What is a Patent Search?
A patent search is an essential and foremost step in a patentability assessment. A patentability assessment includes:
- A patent search.
- A complete analysis of the references uncovered.
- A printed report on patentability.
A patent search, also known as patentability search, is the process of assessing the patentability of your invention. Any authoritative patent office can reject patent applications you apply to, for example, USPTO, if a granted patent for the same creation already exists. Hence it’s undoubtedly worth verifying the authenticity of your invention before you invest too much money and time into it.
A patent search is a search of the patent database to ascertain if any patent applications are identical to an invention patented. Thus, a patent search improves the chances of obtaining a patent registration or finding information about innovations with patent protection.
Implementing a patent search yourself is not that difficult. Many inventors and entrepreneurs run their patent search to save money. But if you have a reasonable budget, seeking professional assistance or using patent search software is always the best option for a more detailed search result.
The Goal of a Patent Search
The objective of the patent search is to notify the inventor about patentability. Patentability means that an invention is Qualified and has Usefulness, Novelty and Non-Obviousness.
Why Do You Need to Have a Patent Search?
A patent is a legal protection to ensure that your creations are not used by anyone or monetized without your permission. Doing a patent search is one of the best options to protect yourself from patent infringement or patent breach.
Benefits Of A Patent Search
Avoid expensive investment decisions
When you understand the patentability of your invention, you can make other good decisions to avoid unnecessary investments.
Familiarize yourself with prior art
Familiarizing yourself with prior art helps you understand the patentability of your invention and makes it easier for you to outline its unique claims and descriptions.
Improve your patent application or design around
Patent search also helps you strengthen the patent application once you become knowledgeable and familiar with the literature available for the field of the invention.
A patent search can also help you-.
- To determine the probability of having a patent granted to an intended creation
- To decide which claims are to be filed in the patent application
- To find whether a given patent can be canceled
- To know more about related inventions
- To learn about the status of similar patent filings
How to Do a Patent Search Yourself
If you want to do a free patent search on only US patents, the USPTO could be the most appropriate patent database. Consider the following essential steps to do a patent search through the USPTO (US patent search) or other online patent search tools (global patent search)
Brainstorming of Keywords
You can start your patent search by choosing a suitable keyword if the patent search tool you are utilizing grants more superior search features such as semantic search. Such features may help recognize your search intention and provide you with the most reliable search results.

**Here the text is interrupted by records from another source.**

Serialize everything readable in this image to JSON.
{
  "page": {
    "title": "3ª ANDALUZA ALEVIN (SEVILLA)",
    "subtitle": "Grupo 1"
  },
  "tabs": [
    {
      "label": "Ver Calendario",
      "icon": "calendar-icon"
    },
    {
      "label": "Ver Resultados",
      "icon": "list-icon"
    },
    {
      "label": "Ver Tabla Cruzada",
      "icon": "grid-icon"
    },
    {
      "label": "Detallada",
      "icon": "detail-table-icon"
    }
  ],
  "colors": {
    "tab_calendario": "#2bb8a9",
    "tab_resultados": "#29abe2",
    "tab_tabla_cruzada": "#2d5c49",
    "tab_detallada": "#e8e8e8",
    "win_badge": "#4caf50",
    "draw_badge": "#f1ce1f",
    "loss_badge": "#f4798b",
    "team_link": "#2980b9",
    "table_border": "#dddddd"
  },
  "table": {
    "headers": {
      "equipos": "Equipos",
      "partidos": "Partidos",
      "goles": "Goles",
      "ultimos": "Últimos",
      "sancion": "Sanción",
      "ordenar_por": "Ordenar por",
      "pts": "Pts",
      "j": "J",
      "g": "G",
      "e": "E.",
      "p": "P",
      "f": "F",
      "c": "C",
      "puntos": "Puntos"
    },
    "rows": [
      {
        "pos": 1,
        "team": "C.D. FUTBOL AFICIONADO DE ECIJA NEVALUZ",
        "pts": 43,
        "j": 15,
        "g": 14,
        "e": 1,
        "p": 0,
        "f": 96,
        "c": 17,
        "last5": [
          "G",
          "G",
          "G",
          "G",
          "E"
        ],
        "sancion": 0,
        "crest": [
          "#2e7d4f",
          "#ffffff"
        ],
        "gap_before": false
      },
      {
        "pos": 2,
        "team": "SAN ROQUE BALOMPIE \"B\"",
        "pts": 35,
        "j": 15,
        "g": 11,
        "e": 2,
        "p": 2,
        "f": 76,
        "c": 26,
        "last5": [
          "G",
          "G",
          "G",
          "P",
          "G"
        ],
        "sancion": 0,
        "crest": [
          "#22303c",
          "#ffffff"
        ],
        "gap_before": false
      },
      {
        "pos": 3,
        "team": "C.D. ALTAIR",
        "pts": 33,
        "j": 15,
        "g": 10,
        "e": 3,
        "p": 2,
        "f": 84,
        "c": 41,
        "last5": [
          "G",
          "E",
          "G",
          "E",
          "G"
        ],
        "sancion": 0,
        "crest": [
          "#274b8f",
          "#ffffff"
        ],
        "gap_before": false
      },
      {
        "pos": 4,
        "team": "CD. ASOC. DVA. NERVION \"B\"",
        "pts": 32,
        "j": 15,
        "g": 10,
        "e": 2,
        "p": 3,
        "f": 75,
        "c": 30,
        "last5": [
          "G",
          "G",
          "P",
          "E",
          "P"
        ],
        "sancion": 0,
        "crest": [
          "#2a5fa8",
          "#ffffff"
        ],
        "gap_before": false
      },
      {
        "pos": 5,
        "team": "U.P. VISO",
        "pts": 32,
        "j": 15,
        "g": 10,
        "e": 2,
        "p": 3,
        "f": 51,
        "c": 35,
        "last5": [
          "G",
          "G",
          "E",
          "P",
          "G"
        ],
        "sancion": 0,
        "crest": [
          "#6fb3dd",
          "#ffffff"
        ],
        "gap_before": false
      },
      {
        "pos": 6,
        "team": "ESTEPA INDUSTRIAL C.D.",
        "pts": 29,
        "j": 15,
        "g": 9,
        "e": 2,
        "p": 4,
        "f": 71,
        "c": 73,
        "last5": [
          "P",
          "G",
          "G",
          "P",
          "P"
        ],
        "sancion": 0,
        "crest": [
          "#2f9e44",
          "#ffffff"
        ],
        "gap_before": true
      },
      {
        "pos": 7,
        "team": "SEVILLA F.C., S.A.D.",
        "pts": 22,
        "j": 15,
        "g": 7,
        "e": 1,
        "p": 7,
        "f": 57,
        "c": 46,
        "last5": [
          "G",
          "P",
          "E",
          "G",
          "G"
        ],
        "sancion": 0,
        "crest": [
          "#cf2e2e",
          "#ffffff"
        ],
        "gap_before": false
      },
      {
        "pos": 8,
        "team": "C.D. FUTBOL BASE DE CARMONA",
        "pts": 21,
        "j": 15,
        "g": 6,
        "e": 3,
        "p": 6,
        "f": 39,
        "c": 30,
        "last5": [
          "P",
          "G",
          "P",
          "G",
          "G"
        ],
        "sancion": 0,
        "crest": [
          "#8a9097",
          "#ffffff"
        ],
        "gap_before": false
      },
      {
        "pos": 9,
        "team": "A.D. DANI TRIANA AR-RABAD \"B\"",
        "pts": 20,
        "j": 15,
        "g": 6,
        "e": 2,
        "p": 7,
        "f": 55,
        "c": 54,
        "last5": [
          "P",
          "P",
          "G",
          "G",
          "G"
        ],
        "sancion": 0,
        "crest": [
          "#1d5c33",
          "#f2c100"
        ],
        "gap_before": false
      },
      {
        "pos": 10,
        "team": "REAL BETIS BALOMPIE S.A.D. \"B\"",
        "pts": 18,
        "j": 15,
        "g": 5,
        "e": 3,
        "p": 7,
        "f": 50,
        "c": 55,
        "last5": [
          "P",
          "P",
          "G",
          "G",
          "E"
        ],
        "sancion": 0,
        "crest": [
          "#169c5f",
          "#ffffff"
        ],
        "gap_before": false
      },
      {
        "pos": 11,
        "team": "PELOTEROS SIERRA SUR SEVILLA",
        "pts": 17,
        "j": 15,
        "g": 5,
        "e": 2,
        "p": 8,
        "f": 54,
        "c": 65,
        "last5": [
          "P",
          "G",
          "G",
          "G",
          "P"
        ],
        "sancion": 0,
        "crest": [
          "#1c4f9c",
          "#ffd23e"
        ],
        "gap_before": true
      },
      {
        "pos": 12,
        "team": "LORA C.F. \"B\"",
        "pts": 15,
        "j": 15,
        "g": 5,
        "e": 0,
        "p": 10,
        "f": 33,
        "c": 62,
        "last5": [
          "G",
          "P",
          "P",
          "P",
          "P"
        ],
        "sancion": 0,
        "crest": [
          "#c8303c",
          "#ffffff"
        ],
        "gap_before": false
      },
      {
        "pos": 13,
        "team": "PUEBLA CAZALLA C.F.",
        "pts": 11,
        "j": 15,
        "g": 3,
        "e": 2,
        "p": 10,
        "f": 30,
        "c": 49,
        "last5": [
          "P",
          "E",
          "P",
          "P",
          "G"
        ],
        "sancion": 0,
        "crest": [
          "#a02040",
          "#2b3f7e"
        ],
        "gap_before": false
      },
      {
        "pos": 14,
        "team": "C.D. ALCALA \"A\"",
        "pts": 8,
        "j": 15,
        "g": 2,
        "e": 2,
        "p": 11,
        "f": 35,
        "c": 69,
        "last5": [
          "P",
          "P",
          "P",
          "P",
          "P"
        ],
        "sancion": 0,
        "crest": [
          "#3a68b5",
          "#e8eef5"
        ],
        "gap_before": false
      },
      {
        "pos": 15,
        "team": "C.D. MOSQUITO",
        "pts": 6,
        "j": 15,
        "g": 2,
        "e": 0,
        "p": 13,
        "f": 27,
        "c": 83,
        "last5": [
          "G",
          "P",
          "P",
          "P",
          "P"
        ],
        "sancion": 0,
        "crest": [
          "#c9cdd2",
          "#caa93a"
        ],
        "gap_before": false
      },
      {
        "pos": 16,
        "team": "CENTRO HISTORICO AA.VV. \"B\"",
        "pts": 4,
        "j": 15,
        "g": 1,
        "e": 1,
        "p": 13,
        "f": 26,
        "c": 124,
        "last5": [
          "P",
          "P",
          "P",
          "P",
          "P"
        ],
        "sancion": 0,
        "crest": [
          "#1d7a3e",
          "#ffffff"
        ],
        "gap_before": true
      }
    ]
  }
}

Find the relevant CPC classification using your keyword
USPTO has moved from using the United States Patent Classification (USPC) system to the Cooperative Patent Classification (CPC) system. Cooperative Patent Classification System (CPC) has now been opted by many countries throughout the world.
The Cooperative Patent Classification (CPC) is an extension of IPC and is jointly managed by the European Patent Office and the US Patent and Trademark Office.
After finding out the CPC classification that is most appropriate to your invention, you can discover deeper and explore the patent documents identical to your imagination.
Search through the patent documents in different databases
After conducting a US patent search using the USPTO, you will be required to go through all of the patent documents in two different databases- The Published Patent Database and The Complete Patent Documents Database. This will help you to identify the patent documents that are most related to your invention.
When using other online patent search tools to conduct a global patent search, you will discover that many of them will present you with both the related issued patents and the published patent applications within a single search. In addition, with the latest filters, you can quickly narrow down your search extent for more precise results.
Discover more related patents by using the references of the prior art of the most appropriate patients from your search.
Once you explore the most identical patent applications and issued patents, you can widen your search scope by looking into their forward and backward citations. Looking through the sources and the prior art layer by layer can help you achieve specific results.
Also, some online search tools offer search features that can reduce the work required to go through the references layer by layer. Use these tools and algorithms to become more beginner-friendly and efficient for doing a patent search.
Repetition of the entire process to discover deeper and expand your search scope.
To expand and improve your search scope, look into the non-US patents and non-patent literature in other legal patent offices. In addition, looking into a patent’s family is also an excellent way to gain more insights or related information.
A patent search is less costly than a patentability assessment, but the result is less stable and less informative of the possibility of obtaining a patent. The cost of a search typically varies with the amount of time spent on searching and the searcher’s expertise. An economical and cheap patent search may not get fruitful results for you. For example, suppose a search fails to expose important prior art documents that hinder you from obtaining a patent. In that case, it may cost you a significant amount of time and money to pursue a patent that cannot be accepted.
A patent search is well-suited to those experienced in evaluating and interpreting patent search results themselves and coming to their conclusions on whether it is worthwhile to apply for a patent.